久しぶりの自分時間。1日好きなだけ自分のために過ごせる時間。

そんな何よりも贅沢なひと時を存分に楽しむ。

 

朝起きて一杯の白湯に沁みる。

タンパク質を補給してから軽い運動を始めると少しずつ体が目覚めてくる。

そんな感覚を楽しみながら精一杯に体を動かす。

 

最近本当にいいものって何だろうと考える。

私にとっての課題で、服作りをする上で足りない、欠けていると感じるもの。

“本当”とか“本物”がわからないことがコンプレックスに感じていて

服作りが思うように進まない。

頭で考えずに集中した意識の中で自分自身が納得のいくものを作りたくて。

 

今朝、服を作りながら思った。

パターン用紙に引く線、1mmでもずれるとシルエットは変わる。

その中で自分がどのラインだと、好きだ!これだ!この線がいいんだ!と思えるのか。

それは作り続けないと見えないしわからないし、作る以外の環境下でも常に意識を向ける。

ふと街ですれ違ったセンスの良い人、何に惹かれたんだろうと考えてみる。

そんな地道な繰り返しが本物を作り出すのだろうと。

 

そんな感覚は分かっているのに、それでも目の前の作業に集中できないことが多い。

作りたいのに手を動かせないことが多い。
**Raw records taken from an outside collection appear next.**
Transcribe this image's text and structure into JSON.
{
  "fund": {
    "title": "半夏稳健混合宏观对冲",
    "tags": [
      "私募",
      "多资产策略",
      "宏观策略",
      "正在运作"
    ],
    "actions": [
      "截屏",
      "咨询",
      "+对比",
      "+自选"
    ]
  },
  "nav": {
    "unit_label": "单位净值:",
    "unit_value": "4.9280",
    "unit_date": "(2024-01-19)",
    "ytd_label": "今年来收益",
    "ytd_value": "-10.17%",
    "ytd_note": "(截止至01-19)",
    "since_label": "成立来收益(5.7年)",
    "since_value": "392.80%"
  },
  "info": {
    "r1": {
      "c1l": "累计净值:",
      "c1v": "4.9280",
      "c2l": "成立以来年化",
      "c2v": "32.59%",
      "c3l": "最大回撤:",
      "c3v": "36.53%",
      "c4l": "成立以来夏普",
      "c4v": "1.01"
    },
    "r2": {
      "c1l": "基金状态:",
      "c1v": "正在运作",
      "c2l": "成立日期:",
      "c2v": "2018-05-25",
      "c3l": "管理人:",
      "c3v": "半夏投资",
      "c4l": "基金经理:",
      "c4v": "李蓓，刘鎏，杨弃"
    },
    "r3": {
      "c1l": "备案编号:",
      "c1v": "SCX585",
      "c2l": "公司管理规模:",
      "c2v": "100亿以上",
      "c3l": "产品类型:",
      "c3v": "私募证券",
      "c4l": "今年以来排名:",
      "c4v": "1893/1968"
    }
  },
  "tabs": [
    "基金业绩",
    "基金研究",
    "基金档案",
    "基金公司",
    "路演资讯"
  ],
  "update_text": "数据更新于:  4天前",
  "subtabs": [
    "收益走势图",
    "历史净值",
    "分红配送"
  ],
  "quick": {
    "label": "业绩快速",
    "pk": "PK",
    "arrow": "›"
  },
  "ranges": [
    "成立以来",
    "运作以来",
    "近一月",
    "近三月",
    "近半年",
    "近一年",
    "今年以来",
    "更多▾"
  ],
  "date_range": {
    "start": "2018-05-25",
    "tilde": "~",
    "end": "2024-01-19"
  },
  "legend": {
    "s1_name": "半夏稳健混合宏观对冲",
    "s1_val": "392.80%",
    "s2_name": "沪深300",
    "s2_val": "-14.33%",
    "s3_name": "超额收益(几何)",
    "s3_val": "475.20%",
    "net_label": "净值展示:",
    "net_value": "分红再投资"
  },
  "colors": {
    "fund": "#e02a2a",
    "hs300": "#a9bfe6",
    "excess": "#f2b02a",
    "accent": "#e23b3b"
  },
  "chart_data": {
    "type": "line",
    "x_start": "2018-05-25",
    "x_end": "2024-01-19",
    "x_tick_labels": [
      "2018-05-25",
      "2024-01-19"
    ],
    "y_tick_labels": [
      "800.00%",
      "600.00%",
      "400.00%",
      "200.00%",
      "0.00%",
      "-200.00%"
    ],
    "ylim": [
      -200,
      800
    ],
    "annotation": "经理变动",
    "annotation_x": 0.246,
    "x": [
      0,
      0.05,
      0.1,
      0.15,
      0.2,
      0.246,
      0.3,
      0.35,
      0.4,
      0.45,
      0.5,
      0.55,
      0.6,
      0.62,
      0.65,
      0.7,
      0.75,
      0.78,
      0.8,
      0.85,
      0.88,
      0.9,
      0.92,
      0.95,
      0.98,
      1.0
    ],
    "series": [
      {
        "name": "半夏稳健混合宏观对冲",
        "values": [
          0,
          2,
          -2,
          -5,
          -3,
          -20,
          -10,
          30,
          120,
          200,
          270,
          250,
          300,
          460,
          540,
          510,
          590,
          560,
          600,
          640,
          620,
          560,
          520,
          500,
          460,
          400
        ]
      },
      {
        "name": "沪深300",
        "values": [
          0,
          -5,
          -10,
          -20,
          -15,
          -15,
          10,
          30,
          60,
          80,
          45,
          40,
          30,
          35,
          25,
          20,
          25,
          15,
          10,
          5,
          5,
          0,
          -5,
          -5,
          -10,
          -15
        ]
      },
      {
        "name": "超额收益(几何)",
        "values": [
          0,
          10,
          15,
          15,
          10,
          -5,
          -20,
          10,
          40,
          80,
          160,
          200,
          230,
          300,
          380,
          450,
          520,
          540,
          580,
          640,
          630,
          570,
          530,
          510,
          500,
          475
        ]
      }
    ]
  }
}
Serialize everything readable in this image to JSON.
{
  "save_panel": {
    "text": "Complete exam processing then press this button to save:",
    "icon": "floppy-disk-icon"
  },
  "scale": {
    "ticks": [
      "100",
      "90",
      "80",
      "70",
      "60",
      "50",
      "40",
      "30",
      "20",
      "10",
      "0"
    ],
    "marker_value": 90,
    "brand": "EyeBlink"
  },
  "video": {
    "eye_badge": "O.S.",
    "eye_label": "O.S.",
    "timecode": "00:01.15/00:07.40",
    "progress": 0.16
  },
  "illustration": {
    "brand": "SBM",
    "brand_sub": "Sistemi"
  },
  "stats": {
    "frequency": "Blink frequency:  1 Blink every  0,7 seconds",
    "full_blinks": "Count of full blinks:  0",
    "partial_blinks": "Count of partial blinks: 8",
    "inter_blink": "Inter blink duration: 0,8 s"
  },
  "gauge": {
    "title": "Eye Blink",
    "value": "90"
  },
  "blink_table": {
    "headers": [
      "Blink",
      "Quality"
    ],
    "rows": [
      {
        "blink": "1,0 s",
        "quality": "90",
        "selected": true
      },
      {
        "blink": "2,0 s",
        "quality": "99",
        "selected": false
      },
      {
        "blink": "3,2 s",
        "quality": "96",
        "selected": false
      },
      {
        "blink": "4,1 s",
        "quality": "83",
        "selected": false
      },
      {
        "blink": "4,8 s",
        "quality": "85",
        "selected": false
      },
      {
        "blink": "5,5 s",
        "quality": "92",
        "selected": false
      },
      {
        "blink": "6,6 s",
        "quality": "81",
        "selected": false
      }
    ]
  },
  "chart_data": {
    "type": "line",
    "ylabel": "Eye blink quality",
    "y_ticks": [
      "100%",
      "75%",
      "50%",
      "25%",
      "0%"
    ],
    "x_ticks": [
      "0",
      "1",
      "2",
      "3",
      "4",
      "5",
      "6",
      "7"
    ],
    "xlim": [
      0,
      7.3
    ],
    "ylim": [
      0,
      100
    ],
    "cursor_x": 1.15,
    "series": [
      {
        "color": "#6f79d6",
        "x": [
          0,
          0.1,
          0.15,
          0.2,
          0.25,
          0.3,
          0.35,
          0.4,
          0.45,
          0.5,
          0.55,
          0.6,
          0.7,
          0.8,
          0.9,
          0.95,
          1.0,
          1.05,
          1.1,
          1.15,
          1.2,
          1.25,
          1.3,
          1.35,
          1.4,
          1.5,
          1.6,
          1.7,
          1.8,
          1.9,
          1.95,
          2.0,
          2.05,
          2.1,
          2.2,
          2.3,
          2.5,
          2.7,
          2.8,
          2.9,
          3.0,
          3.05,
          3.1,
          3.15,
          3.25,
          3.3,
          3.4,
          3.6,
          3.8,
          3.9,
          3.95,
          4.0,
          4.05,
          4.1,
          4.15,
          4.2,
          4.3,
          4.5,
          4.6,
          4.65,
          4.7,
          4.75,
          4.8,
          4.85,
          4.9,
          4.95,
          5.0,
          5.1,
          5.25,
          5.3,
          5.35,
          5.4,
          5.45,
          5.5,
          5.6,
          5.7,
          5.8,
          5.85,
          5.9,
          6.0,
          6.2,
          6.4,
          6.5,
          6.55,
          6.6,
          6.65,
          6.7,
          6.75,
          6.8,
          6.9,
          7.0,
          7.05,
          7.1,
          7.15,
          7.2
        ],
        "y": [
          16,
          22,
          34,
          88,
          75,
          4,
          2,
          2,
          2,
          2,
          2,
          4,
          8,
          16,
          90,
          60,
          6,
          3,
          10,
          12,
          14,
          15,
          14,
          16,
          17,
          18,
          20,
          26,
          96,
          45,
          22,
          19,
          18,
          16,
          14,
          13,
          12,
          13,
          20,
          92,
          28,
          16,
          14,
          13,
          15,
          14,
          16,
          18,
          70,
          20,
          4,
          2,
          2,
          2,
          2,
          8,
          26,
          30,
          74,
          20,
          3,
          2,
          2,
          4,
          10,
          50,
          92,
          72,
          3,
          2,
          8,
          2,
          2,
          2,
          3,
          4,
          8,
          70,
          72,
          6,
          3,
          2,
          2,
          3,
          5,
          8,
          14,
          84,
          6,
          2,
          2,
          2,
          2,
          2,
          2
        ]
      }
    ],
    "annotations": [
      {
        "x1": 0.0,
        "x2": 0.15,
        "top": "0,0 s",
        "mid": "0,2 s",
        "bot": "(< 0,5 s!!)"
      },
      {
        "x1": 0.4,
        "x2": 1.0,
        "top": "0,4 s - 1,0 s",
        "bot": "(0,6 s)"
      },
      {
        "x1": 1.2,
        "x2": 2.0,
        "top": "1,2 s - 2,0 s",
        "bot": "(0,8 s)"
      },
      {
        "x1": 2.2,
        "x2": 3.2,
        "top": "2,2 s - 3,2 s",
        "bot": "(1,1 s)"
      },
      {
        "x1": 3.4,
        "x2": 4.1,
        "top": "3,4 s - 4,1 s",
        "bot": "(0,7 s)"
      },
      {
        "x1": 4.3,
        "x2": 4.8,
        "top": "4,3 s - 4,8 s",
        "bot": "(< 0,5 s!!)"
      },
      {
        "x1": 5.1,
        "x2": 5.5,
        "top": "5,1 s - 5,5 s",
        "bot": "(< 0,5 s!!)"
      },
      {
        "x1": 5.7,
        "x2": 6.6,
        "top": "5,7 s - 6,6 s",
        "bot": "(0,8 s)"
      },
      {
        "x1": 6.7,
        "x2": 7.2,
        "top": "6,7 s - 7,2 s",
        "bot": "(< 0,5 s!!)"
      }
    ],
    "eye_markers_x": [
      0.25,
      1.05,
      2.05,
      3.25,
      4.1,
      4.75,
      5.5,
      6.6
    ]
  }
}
何でだろうとまた考える。

出てくる答えはとてもシンプルで、それは何年も変わらない。

その理由はいつまでも自分のことが本当に好きにはなれていないから。

生きることで精一杯な私には心の余裕がない、何かに依存していたくなる。

その依存先が自分を幸せにしてくれる良いものや良い人であればいいのに、

自分を消費することでしか自分を落ち着かせることはできなくて。

そんな満たされない状態の私が作るものを誰に安心して渡せるのだろうかと。

 

痛み、悲しみ、孤独感は人間らしくて好きです。

でも作品にはそれをも乗り越えた真の美しさというか、そういった人間性が表現されたものを

生み出したいと強く思う。

だから技術やセンスはもちろん、それを得る上で、大切な土台となる人間性をまずは育みたい。

そのためにもまず自分を消費する方法ではなくて、ちゃんと自分を好きでいられる場所で、

方法で、人間らしくあり続けよう。

 

私の作品作りはそこから始まる。